La Communauté économique des Etats d’Afrique de l’ouest, CEDEAO, est bien malmenée en ce moment par une partie des opinions africaines. On lui reproche pêle-mêle sa sévérité contre le Mali, sa complaisance à l’égard des chefs d’Etat qui changent leurs constitutions pour s’accrocher au pouvoir, son incapacité à anticiper les coups d’Etats et à les empêcher, son alignement sur la France, etc. N’est-on pas un peu trop sévère envers l’organisation régionale ? Ou est-ce juste de la méconnaissance ? A moins que l’on ne soit en train de se laisser manipuler. Mais avant d’en venir aux griefs formulés contre la CEDEAO, arrêtons-nous sur quelques-unes de ses réalisations. 
 
Essayez de circuler en Afrique centrale d’un pays à l’autre et vous verrez la différence. Dans cette partie de notre continent, qui a aussi une communauté économique comme la CEDEAO, les citoyens de la zone doivent obtenir un visa pour aller d’un pays à un autre. En Afrique de l’ouest, dans la zone CEDEAO qui comprend quinze Etats, les personnes et les biens circulent en toute liberté. Une simple carte d’identité suffit à un Ivoirien par exemple pour aller dans les quatorze autres pays de la CEDEAO et s’y installer s’il le souhaite. Un industriel ivoirien peut écouler ses produits dans les quatorze autres pays en toute liberté. Les pays membres de l’Organisation ont décidé d’appliquer ce que l’on appelle le tarif extérieur commun, qui signifie qu’un produit en provenance d’un pays extérieur à la zone sera taxé au même taux, quel que soit son point d’entrée.
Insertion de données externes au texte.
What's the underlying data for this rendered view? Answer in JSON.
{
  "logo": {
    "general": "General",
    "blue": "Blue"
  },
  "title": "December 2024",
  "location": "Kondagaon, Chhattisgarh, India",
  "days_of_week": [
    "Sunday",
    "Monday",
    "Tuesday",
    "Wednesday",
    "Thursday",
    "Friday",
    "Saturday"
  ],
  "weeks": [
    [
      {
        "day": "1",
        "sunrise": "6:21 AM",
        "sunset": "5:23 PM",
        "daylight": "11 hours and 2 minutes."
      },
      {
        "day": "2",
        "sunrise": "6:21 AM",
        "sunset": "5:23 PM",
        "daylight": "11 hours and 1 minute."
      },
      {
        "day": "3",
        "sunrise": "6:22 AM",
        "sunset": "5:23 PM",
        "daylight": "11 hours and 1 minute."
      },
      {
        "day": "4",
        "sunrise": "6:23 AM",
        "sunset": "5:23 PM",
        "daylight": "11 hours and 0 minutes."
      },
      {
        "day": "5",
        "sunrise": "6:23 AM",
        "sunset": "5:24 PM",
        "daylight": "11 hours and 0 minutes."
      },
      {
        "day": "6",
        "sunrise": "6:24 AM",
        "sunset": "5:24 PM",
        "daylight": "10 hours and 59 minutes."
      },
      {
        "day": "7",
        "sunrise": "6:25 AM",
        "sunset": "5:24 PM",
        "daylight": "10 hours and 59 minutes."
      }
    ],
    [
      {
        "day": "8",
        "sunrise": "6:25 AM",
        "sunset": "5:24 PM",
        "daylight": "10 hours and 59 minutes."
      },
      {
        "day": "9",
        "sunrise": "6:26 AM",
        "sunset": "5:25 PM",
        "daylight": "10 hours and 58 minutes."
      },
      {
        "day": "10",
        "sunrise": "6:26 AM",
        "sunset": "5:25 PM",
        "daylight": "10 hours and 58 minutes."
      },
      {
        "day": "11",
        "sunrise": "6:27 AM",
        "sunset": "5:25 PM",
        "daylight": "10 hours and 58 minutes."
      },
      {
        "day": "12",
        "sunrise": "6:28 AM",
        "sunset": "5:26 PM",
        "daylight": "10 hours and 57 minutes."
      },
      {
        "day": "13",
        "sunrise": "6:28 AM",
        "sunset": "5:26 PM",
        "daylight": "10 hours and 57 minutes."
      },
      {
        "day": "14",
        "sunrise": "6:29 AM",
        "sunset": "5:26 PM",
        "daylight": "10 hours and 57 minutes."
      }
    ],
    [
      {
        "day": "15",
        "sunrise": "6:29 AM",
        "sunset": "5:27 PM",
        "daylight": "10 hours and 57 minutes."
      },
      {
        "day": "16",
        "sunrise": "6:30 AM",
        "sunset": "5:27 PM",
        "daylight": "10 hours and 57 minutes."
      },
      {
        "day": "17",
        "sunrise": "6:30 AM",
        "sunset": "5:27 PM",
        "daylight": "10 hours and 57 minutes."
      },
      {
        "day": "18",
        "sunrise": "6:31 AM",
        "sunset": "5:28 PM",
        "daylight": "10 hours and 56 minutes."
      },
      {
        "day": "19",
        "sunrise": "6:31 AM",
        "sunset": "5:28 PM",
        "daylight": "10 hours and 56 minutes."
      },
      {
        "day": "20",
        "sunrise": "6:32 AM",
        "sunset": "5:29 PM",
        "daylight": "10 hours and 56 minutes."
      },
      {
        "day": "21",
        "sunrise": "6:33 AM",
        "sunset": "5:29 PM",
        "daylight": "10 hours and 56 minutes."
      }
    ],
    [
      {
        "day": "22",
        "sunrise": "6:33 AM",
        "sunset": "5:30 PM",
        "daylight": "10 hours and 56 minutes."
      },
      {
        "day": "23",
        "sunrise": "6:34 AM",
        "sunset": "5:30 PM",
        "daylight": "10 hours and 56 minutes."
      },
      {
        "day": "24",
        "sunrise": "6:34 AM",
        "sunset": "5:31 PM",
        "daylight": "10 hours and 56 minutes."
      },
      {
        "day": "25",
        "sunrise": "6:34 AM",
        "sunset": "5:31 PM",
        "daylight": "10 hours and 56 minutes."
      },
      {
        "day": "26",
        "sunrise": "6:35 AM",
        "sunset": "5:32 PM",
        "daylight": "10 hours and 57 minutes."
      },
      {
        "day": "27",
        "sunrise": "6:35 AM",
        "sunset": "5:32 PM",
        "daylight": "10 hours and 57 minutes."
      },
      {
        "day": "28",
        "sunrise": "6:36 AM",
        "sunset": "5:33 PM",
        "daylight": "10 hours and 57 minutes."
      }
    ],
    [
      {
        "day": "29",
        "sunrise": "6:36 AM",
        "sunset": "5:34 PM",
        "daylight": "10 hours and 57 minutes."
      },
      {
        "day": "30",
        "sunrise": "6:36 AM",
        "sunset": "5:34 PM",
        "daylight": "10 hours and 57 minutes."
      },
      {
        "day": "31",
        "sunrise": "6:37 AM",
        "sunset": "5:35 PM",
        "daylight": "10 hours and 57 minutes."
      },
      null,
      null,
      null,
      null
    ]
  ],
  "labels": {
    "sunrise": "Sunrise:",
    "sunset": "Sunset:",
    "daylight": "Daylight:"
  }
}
C’est cette zone de libre échange que l’on veut étendre désormais à toute l’Afrique à travers la ZLECAF, à savoir la Zone de libre échange continentale africaine. La mission de la CEDEAO est de promouvoir l’intégration « dans tous les domaines de l’activité économique, notamment, l’industrie, les transports, les télécommunications, l’énergie, l’agriculture, les ressources naturelles, le commerce, les questions monétaires et financières, les questions sociales et culturelles… » Mais cette mission économique a évolué pour s’étendre au maintien de la stabilité régionale avec la création en 1990 de l’ECOMOG (Economic Community of West African States Cease-fire Monitoring Group), une force militaire d’interposition qui est intervenue dans les guerres civiles du Liberia, de Sierra Leone et de Guinée-Bissau. De même ce sont des troupes de la CEDEAO qui ont obtenu le départ du président gambien Yahya Jammeh qui avait voulu s’accrocher au pouvoir après avoir perdu l’élection présidentielle dans son pays, sans qu’il n’y ait eu un seul mort. La CEDEAO, dont l’Union économique et monétaire ouest-africaine (UEMOA) est une émanation, envisage aussi de créer une monnaie unique baptisée l’Eco.
 
Dans l’ensemble, nous, ouest-africains, nous pouvons nous vanter d’avoir créé un union économique dynamique, une des rares qui marche sur tout le continent. Certes, la perfection n’étant pas de ce monde, beaucoup de choses restent certainement à améliorer dans cette organisation. Cependant nous devons nous garder de jeter le bébé avec l’eau du bain. Et surtout accuser la CEDEAO de ne pas faire des choses qui ne sont pas de son ressort. Concernant les coups d’Etat, la position de l’Organisation a toujours été constante.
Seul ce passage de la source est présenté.